Korkusuz yazarı Barış Yarkadaş, bakanların rüşvet aldığı iddiası üzerine yürütülen 17-25 Aralık soruşturması sırasında istifa eden eski Çevre ve Şehircilik Bakanı Erdoğan Bayraktar’ın, "Dosyamda ne varsa, hem tapeler hem teknik takip doğrudur hem de benim telefon konuşmalarım A'dan Z'ye kadar doğrudur" açıklamasını değerlendirdiği bugünkü yazısında, “Bu sözler, ‘yeni delil’ niteliğinde kabul edilmeli ve üstü örtülen yolsuzluk soruşturması yeniden ve mutlaka açılmalıdır” dedi.

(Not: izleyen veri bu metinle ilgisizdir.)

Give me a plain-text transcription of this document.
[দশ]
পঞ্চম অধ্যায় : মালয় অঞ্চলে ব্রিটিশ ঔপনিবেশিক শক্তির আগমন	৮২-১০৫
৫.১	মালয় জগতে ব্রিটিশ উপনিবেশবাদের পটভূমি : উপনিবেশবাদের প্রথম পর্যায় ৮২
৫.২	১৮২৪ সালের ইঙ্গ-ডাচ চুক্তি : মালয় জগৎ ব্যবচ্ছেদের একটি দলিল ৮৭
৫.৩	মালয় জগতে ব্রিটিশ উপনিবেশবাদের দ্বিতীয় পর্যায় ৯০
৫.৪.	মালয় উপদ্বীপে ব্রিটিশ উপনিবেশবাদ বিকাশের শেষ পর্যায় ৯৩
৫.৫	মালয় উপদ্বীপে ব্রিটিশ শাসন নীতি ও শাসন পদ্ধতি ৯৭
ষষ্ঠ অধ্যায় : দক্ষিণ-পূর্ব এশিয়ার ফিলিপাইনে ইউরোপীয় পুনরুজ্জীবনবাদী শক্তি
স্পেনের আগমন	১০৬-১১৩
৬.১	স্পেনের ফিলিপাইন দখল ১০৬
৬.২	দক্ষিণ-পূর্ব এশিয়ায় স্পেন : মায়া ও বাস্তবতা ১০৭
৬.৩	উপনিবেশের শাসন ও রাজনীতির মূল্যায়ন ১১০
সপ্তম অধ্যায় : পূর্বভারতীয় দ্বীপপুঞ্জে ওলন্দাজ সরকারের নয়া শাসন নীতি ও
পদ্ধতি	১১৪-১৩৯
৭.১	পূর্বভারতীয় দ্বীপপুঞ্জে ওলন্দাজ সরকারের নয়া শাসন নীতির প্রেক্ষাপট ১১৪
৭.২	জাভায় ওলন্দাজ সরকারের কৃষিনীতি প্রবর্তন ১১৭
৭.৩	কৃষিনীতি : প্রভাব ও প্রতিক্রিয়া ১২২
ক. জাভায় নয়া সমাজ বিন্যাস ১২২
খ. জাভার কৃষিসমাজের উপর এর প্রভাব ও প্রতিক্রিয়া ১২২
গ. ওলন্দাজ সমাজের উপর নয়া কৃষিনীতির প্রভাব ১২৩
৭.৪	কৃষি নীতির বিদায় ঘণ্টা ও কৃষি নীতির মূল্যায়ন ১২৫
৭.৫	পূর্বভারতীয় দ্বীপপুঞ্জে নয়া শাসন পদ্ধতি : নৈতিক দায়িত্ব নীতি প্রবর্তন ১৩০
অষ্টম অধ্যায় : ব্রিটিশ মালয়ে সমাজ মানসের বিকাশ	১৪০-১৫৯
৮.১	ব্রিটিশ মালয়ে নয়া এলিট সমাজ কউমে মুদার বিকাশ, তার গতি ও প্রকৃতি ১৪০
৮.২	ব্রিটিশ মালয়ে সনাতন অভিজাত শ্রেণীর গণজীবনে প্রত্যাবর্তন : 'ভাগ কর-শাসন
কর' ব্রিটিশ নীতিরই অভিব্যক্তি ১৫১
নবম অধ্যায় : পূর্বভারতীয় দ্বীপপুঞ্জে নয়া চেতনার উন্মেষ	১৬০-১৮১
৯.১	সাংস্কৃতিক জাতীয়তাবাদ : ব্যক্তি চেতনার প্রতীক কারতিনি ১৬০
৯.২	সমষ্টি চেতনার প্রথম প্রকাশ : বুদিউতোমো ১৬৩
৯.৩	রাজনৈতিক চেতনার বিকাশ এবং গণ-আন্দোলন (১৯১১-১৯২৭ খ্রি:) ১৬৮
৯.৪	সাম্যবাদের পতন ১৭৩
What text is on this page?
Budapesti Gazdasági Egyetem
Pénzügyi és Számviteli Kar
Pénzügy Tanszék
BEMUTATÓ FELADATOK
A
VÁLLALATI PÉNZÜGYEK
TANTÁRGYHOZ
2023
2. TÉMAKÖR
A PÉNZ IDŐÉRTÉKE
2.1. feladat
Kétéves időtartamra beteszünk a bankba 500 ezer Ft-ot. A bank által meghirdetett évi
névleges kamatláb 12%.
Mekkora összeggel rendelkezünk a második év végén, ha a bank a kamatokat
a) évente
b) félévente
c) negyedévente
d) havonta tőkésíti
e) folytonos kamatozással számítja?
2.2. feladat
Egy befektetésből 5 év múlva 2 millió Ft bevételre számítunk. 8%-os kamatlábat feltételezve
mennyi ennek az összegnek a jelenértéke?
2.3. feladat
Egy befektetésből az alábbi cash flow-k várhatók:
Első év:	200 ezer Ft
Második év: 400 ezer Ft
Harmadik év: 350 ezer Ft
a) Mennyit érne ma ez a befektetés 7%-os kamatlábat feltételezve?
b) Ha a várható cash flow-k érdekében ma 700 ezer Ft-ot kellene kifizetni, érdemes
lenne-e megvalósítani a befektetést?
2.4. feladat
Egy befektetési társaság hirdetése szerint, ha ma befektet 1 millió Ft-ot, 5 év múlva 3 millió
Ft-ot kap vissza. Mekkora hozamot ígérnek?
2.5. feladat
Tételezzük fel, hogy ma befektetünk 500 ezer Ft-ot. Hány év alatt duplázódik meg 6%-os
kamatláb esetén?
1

“Bayraktar, suçlamaların tarafı olarak ‘Dosyadaki konuşmalar doğruydu’ diyorsa, savcıların re’sen harekete geçmesi gerekir. Tabii bunu yapabilecek bir savcı kaldıysa” diye yazan Yarkadaş, devamında şunları kaydetti:
“AKP’li Erdoğan Bayraktar’ın itirafları beni de doğrudan ilgilendiriyor. Çünkü; o dönem sahibi olduğum Gerçek Gündem adlı internet sitesi, Bayraktar’ın telefon konuşmalarının yer aldığı bir haberi yayımlamıştı. AKP’li Bayraktar da bunun üzerine haberde hiçbir yasal sorumluluğum olmamasına rağmen hem bana hem de sitenin Sorumlu Müdürü Kemal Yavuzel’e dava açmıştı. Kartal 68. Asliye Ceza Mahkemesi ise Cumhuriyet Gazetesi’nden alıntı yapılan ve dolayısıyla alenileştiği gün gibi ortada olan bu haber yüzünden bana ve Kemal Yavuzel’e 10 ay hapis cezası verdi. Gerekçe ise ‘gizliliğin ihlali’ olarak gösterildi. Ortada artık bir gizlilik de kalmadığına göre, yeniden yargılanmamız ve bu yanlış kararın tashih edilmesi şarttır.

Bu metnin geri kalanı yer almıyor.